Friday, February 16, 2007
My grandfather, Orval Allen Childs (left, with my grandmother Floy, who died some years earlier), died nine years ago today, a few months shy of my graduating from law school. He was a farmer (meat cattle, mostly, some vegetables, and, before I was born, dairy) and a professor at Southern Arkansas University in Magnolia, Arkansas, where he chaired the agriculture department.
I knew that my grandfather was a good teacher in part by the school naming an Agri building after him, but more from the steady stream of former students coming by to see him years or even decades after they finished school. We’d be sitting around watching college football and almost without fail, someone would come by who “went to school to” my grandfather. They’d talk about how farming was going, or their kids, or whatever.

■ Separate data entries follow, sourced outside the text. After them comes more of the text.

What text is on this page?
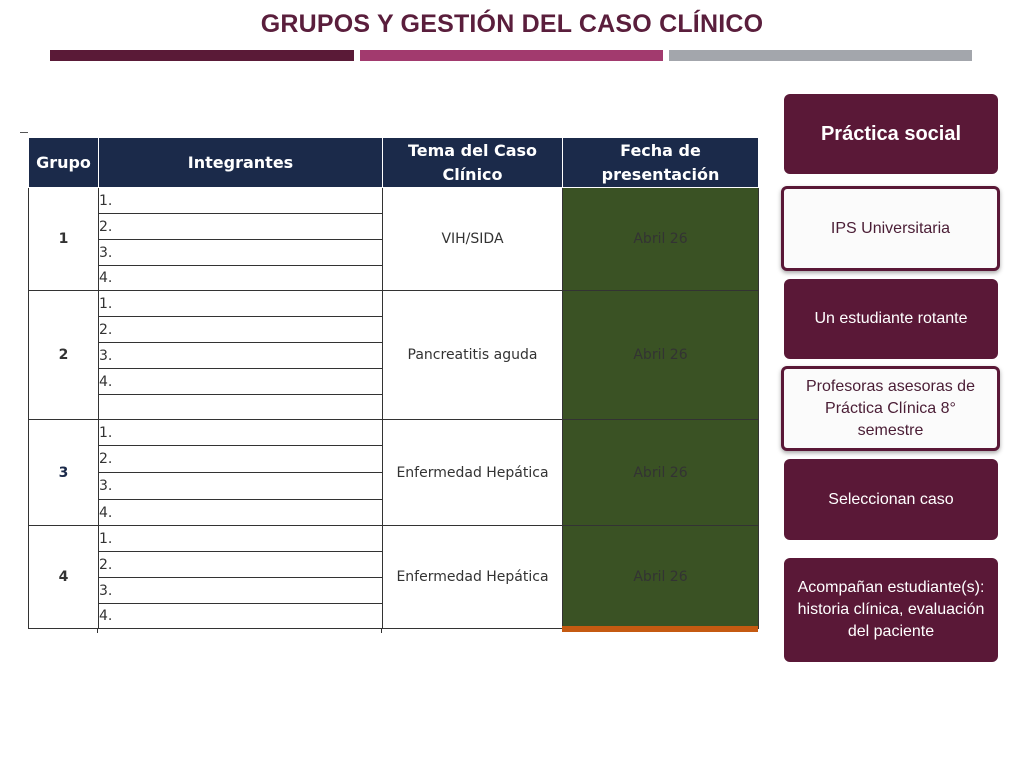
GRUPOS Y GESTIÓN DEL CASO CLÍNICO
Grupo	Integrantes	Tema del Caso Clínico	Fecha de presentación
1	1.	VIH/SIDA	Abril 26
	2.		
	3.		
	4.		
2	1.	Pancreatitis aguda	Abril 26
	2.		
	3.		
	4.		

3	1.	Enfermedad Hepática	Abril 26
	2.		
	3.		
	4.		
4	1.	Enfermedad Hepática	Abril 26
	2.		
	3.		
	4.		
Práctica social
IPS Universitaria
Un estudiante rotante
Profesoras asesoras de Práctica Clínica 8° semestre
Seleccionan caso
Acompañan estudiante(s): historia clínica, evaluación del paciente
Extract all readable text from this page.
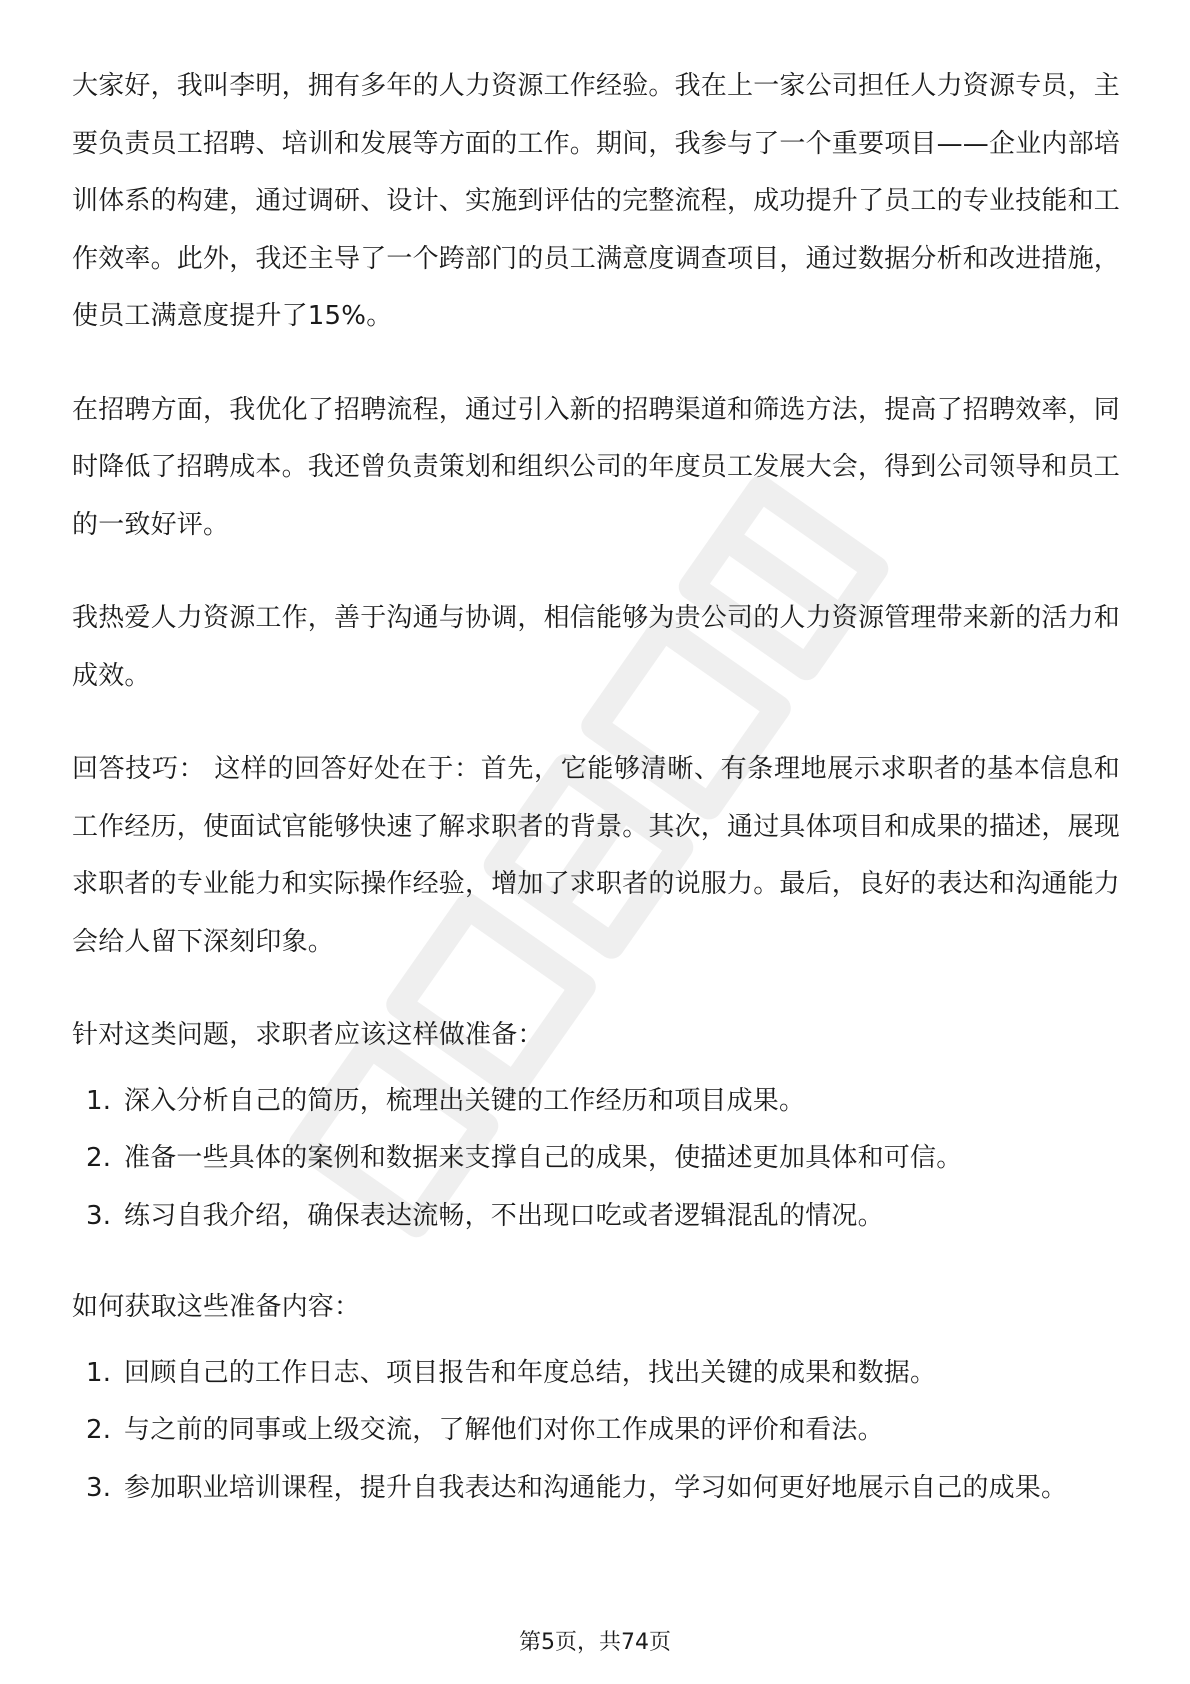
大家好，我叫李明，拥有多年的人力资源工作经验。我在上一家公司担任人力资源专员，主要负责员工招聘、培训和发展等方面的工作。期间，我参与了一个重要项目——企业内部培训体系的构建，通过调研、设计、实施到评估的完整流程，成功提升了员工的专业技能和工作效率。此外，我还主导了一个跨部门的员工满意度调查项目，通过数据分析和改进措施，使员工满意度提升了15%。

在招聘方面，我优化了招聘流程，通过引入新的招聘渠道和筛选方法，提高了招聘效率，同时降低了招聘成本。我还曾负责策划和组织公司的年度员工发展大会，得到公司领导和员工的一致好评。

我热爱人力资源工作，善于沟通与协调，相信能够为贵公司的人力资源管理带来新的活力和成效。

回答技巧： 这样的回答好处在于：首先，它能够清晰、有条理地展示求职者的基本信息和工作经历，使面试官能够快速了解求职者的背景。其次，通过具体项目和成果的描述，展现求职者的专业能力和实际操作经验，增加了求职者的说服力。最后，良好的表达和沟通能力会给人留下深刻印象。

针对这类问题，求职者应该这样做准备：

1. 深入分析自己的简历，梳理出关键的工作经历和项目成果。
2. 准备一些具体的案例和数据来支撑自己的成果，使描述更加具体和可信。
3. 练习自我介绍，确保表达流畅，不出现口吃或者逻辑混乱的情况。

如何获取这些准备内容：

1. 回顾自己的工作日志、项目报告和年度总结，找出关键的成果和数据。
2. 与之前的同事或上级交流，了解他们对你工作成果的评价和看法。
3. 参加职业培训课程，提升自我表达和沟通能力，学习如何更好地展示自己的成果。
第5页，共74页
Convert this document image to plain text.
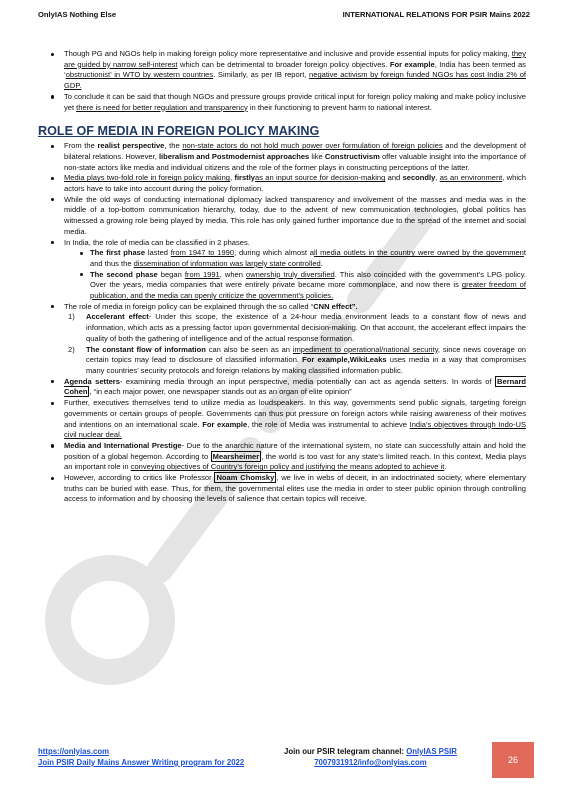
OnlyIAS Nothing Else	INTERNATIONAL RELATIONS FOR PSIR Mains 2022
Though PG and NGOs help in making foreign policy more representative and inclusive and provide essential inputs for policy making, they are guided by narrow self-interest which can be detrimental to broader foreign policy objectives. For example, India has been termed as ‘obstructionist’ in WTO by western countries. Similarly, as per IB report, negative activism by foreign funded NGOs has cost India 2% of GDP.
To conclude it can be said that though NGOs and pressure groups provide critical input for foreign policy making and make policy inclusive yet there is need for better regulation and transparency in their functioning to prevent harm to national interest.
ROLE OF MEDIA IN FOREIGN POLICY MAKING
From the realist perspective, the non-state actors do not hold much power over formulation of foreign policies and the development of bilateral relations. However, liberalism and Postmodernist approaches like Constructivism offer valuable insight into the importance of non-state actors like media and individual citizens and the role of the former plays in constructing perceptions of the latter.
Media plays two-fold role in foreign policy making, firstlyas an input source for decision-making and secondly, as an environment, which actors have to take into account during the policy formation.
While the old ways of conducting international diplomacy lacked transparency and involvement of the masses and media was in the middle of a top-bottom communication hierarchy, today, due to the advent of new communication technologies, global politics has witnessed a growing role being played by media. This role has only gained further importance due to the spread of the internet and social media.
In India, the role of media can be classified in 2 phases.
The first phase lasted from 1947 to 1990, during which almost all media outlets in the country were owned by the government and thus the dissemination of information was largely state controlled.
The second phase began from 1991, when ownership truly diversified. This also coincided with the government’s LPG policy. Over the years, media companies that were entirely private became more commonplace, and now there is greater freedom of publication, and the media can openly criticize the government’s policies.
The role of media in foreign policy can be explained through the so called “CNN effect”.
1) Accelerant effect- Under this scope, the existence of a 24-hour media environment leads to a constant flow of news and information, which acts as a pressing factor upon governmental decision-making. On that account, the accelerant effect impairs the quality of both the gathering of intelligence and of the actual response formation.
2) The constant flow of information can also be seen as an impediment to operational/national security, since news coverage on certain topics may lead to disclosure of classified information. For example,WikiLeaks uses media in a way that compromises many countries’ security protocols and foreign relations by making classified information public.
Agenda setters- examining media through an input perspective, media potentially can act as agenda setters. In words of Bernard Cohen , “in each major power, one newspaper stands out as an organ of elite opinion”
Further, executives themselves tend to utilize media as loudspeakers. In this way, governments send public signals, targeting foreign governments or certain groups of people. Governments can thus put pressure on foreign actors while raising awareness of their motives and intentions on an international scale. For example, the role of Media was instrumental to achieve India’s objectives through Indo-US civil nuclear deal.
Media and International Prestige- Due to the anarchic nature of the international system, no state can successfully attain and hold the position of a global hegemon. According to Mearsheimer , the world is too vast for any state’s limited reach. In this context, Media plays an important role in conveying objectives of Country’s foreign policy and justifying the means adopted to achieve it.
However, according to critics like Professor Noam Chomsky , we live in webs of deceit, in an indoctrinated society, where elementary truths can be buried with ease. Thus, for them, the governmental elites use the media in order to steer public opinion through controlling access to information and by choosing the levels of salience that certain topics will receive.
https://onlyias.com
Join PSIR Daily Mains Answer Writing program for 2022
Join our PSIR telegram channel: OnlyIAS PSIR
7007931912/info@onlyias.com	26
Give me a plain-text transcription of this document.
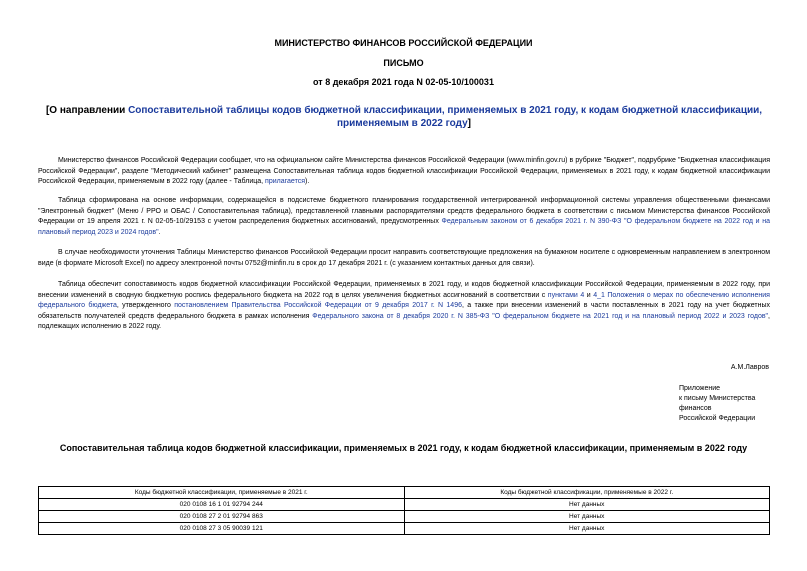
МИНИСТЕРСТВО ФИНАНСОВ РОССИЙСКОЙ ФЕДЕРАЦИИ
ПИСЬМО
от 8 декабря 2021 года N 02-05-10/100031
[О направлении Сопоставительной таблицы кодов бюджетной классификации, применяемых в 2021 году, к кодам бюджетной классификации, применяемым в 2022 году]
Министерство финансов Российской Федерации сообщает, что на официальном сайте Министерства финансов Российской Федерации (www.minfin.gov.ru) в рубрике "Бюджет", подрубрике "Бюджетная классификация Российской Федерации", разделе "Методический кабинет" размещена Сопоставительная таблица кодов бюджетной классификации Российской Федерации, применяемых в 2021 году, к кодам бюджетной классификации Российской Федерации, применяемым в 2022 году (далее - Таблица, прилагается).
Таблица сформирована на основе информации, содержащейся в подсистеме бюджетного планирования государственной интегрированной информационной системы управления общественными финансами "Электронный бюджет" (Меню / РРО и ОБАС / Сопоставительная таблица), представленной главными распорядителями средств федерального бюджета в соответствии с письмом Министерства финансов Российской Федерации от 19 апреля 2021 г. N 02-05-10/29153 с учетом распределения бюджетных ассигнований, предусмотренных Федеральным законом от 6 декабря 2021 г. N 390-ФЗ "О федеральном бюджете на 2022 год и на плановый период 2023 и 2024 годов".
В случае необходимости уточнения Таблицы Министерство финансов Российской Федерации просит направить соответствующие предложения на бумажном носителе с одновременным направлением в электронном виде (в формате Microsoft Excel) по адресу электронной почты 0752@minfin.ru в срок до 17 декабря 2021 г. (с указанием контактных данных для связи).
Таблица обеспечит сопоставимость кодов бюджетной классификации Российской Федерации, применяемых в 2021 году, и кодов бюджетной классификации Российской Федерации, применяемым в 2022 году, при внесении изменений в сводную бюджетную роспись федерального бюджета на 2022 год в целях увеличения бюджетных ассигнований в соответствии с пунктами 4 и 4_1 Положения о мерах по обеспечению исполнения федерального бюджета, утвержденного постановлением Правительства Российской Федерации от 9 декабря 2017 г. N 1496, а также при внесении изменений в части поставленных в 2021 году на учет бюджетных обязательств получателей средств федерального бюджета в рамках исполнения Федерального закона от 8 декабря 2020 г. N 385-ФЗ "О федеральном бюджете на 2021 год и на плановый период 2022 и 2023 годов", подлежащих исполнению в 2022 году.
А.М.Лавров
Приложение
к письму Министерства финансов
Российской Федерации
Сопоставительная таблица кодов бюджетной классификации, применяемых в 2021 году, к кодам бюджетной классификации, применяемым в 2022 году
Коды бюджетной классификации, применяемые в 2021 г.	Коды бюджетной классификации, применяемые в 2022 г.
020 0108 16 1 01 92794 244	Нет данных
020 0108 27 2 01 92794 863	Нет данных
020 0108 27 3 05 90039 121	Нет данных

His example (and the example of his students, who were and are working farmers, like most of our graduates are working lawyers) is a substantial part of why I teach. Seeing his former students come back and recognizing the difference he made in helping them achieve their vocation was a genuinely inspiring thing. He didn't like many of my frolics and detours (running a record store, working on a Senate campaign, taking leaves of absence from college for both), and he told me so. But he kept on being supportive. And until he stopped farming (that's part of his farm in that picture to the right), I kept on getting to help at the farm, even if my "help" may well have slowed him down in the long run. I can assure you that you don't really want me driving a tractor, even if I enjoyed it.
There's some sort of nice symmetry to the fact that I learned today that my colleagues have voted to promote me to associate professor, as of this fall. To the extent I'm good at this stuff, I owe a lot to him and a lot of other family.
I'll be back to your usually-scheduled snark soon enough, promise.